Me levantei, fui até a cozinha, abri a geladeira e peguei mais uma lata de cerveja.

- Continua. Eu estou ouvindo – Falei enquanto bebia um gole diretamente da boca da lata.

- Você escreveu tantas vezes sobre o quanto gostava de mim. Mas nunca disse isso diretamente. Nunca disse isso na minha cara. Nunca nem tentou me beijar. Como você queria que algo acontecesse?

- Talvez não fosse pra acontecer.

- É nisso que você acredita?

- Eu não sei. Só acho que quando é pra ser. As duas pessoas podem dar um jeito de fazer acontecer.

- Porra! Tinha tanta coisa rolando ao mesmo tempo. Minha vida tava uma bagunça.

- Não só a sua.

- Eu nunca entendi como você podia escrever aquelas coisas... que eu sabia que eram sobre mim... Mas nunca chegar pra falar sobre isso.

- Por que eu nunca senti que você realmente quisesse viver o que eu queria viver com você. E não quis desperdiçar o sentimento. Ele ficou melhor transformado numa história, do que se espatifando contra a realidade.

Alice parou e me encarou sem ter o que dizer.

Ela se levantou, e se sentou novamente e enfiou as mãos no bolso da calça.

- Porra!

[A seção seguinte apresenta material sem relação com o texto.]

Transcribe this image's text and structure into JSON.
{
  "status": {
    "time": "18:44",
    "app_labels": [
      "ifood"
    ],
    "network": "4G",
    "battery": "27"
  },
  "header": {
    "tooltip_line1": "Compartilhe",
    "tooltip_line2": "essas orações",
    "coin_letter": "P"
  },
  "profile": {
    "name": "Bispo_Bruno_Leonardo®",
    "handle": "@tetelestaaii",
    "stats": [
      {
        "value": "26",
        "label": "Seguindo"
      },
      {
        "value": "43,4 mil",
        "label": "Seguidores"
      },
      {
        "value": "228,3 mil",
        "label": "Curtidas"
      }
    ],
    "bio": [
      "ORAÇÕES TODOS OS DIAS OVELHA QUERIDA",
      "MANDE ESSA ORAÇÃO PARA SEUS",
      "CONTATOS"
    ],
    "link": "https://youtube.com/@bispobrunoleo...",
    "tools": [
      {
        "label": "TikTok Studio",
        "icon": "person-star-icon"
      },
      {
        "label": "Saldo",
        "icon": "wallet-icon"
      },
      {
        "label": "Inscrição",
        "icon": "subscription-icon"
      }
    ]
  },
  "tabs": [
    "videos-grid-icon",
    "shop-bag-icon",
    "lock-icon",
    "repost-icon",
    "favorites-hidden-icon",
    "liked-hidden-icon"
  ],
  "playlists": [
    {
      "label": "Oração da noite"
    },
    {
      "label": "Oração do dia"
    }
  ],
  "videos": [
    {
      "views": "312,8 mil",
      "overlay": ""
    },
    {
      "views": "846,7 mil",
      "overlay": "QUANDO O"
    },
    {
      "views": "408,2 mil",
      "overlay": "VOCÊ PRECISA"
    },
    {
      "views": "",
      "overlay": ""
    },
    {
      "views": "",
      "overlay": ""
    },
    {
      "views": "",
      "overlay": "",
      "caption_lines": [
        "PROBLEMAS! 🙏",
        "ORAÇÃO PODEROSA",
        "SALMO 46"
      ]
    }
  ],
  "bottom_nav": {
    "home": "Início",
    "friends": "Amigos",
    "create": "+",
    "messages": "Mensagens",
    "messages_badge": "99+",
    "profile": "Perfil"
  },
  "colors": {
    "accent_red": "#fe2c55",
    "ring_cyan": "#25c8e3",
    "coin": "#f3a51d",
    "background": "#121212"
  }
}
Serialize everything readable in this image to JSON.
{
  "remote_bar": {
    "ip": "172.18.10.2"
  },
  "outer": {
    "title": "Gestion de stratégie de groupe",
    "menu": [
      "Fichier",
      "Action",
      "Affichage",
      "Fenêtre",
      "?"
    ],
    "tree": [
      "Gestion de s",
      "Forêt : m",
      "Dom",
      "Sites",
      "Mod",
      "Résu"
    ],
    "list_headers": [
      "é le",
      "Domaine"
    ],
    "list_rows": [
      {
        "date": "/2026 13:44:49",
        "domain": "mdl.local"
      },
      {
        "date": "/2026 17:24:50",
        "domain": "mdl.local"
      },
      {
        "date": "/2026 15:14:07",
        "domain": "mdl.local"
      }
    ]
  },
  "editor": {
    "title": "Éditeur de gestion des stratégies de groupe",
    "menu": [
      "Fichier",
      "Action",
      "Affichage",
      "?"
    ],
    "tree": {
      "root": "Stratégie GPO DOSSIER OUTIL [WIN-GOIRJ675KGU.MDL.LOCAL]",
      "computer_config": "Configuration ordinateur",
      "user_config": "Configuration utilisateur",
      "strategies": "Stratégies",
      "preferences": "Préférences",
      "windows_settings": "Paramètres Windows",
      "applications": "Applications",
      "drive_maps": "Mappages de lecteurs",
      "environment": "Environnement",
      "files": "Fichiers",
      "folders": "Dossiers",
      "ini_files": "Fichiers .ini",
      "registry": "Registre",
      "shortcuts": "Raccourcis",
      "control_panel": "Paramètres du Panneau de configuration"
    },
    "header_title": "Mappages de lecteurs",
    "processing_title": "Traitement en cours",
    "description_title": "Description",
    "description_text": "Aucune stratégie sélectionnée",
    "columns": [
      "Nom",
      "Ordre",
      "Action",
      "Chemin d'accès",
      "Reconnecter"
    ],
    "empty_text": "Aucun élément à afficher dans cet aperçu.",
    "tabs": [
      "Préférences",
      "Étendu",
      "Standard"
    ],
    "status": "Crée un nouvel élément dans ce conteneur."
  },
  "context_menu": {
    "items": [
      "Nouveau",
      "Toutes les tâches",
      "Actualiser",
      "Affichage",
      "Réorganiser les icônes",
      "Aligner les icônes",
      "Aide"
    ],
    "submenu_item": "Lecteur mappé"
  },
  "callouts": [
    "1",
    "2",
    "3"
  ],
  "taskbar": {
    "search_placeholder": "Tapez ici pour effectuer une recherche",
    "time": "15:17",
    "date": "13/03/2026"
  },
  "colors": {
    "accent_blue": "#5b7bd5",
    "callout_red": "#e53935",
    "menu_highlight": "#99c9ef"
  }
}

Eu queria um cigarro agora!

- Pensei que você tivesse parado de fumar.

- Parei... Mas de vez em quando eu sinto falta.

Tomei mais um gole da cerveja e sentei do lado dela.

- O que você queria viver comigo? – Ela perguntou olhando diretamente pros meus olhos.

- Você estava à procura de algo passageiro. O que eu sentia por você era algo bem além disso. Pode parecer infantil. Mas eu senti isso no primeiro momento em que te vi. Precisei escrever tudo o que eu escrevi, como forma de tornar a vida real um pouco mais fácil de digerir.

- Não sei o que dizer... sinceramente.

- Não precisa dizer nada.

Alice me olhou como se ainda estivesse procurando palavras para argumentar. Mas por fim sorriu e encostou a cabeça no meu ombro.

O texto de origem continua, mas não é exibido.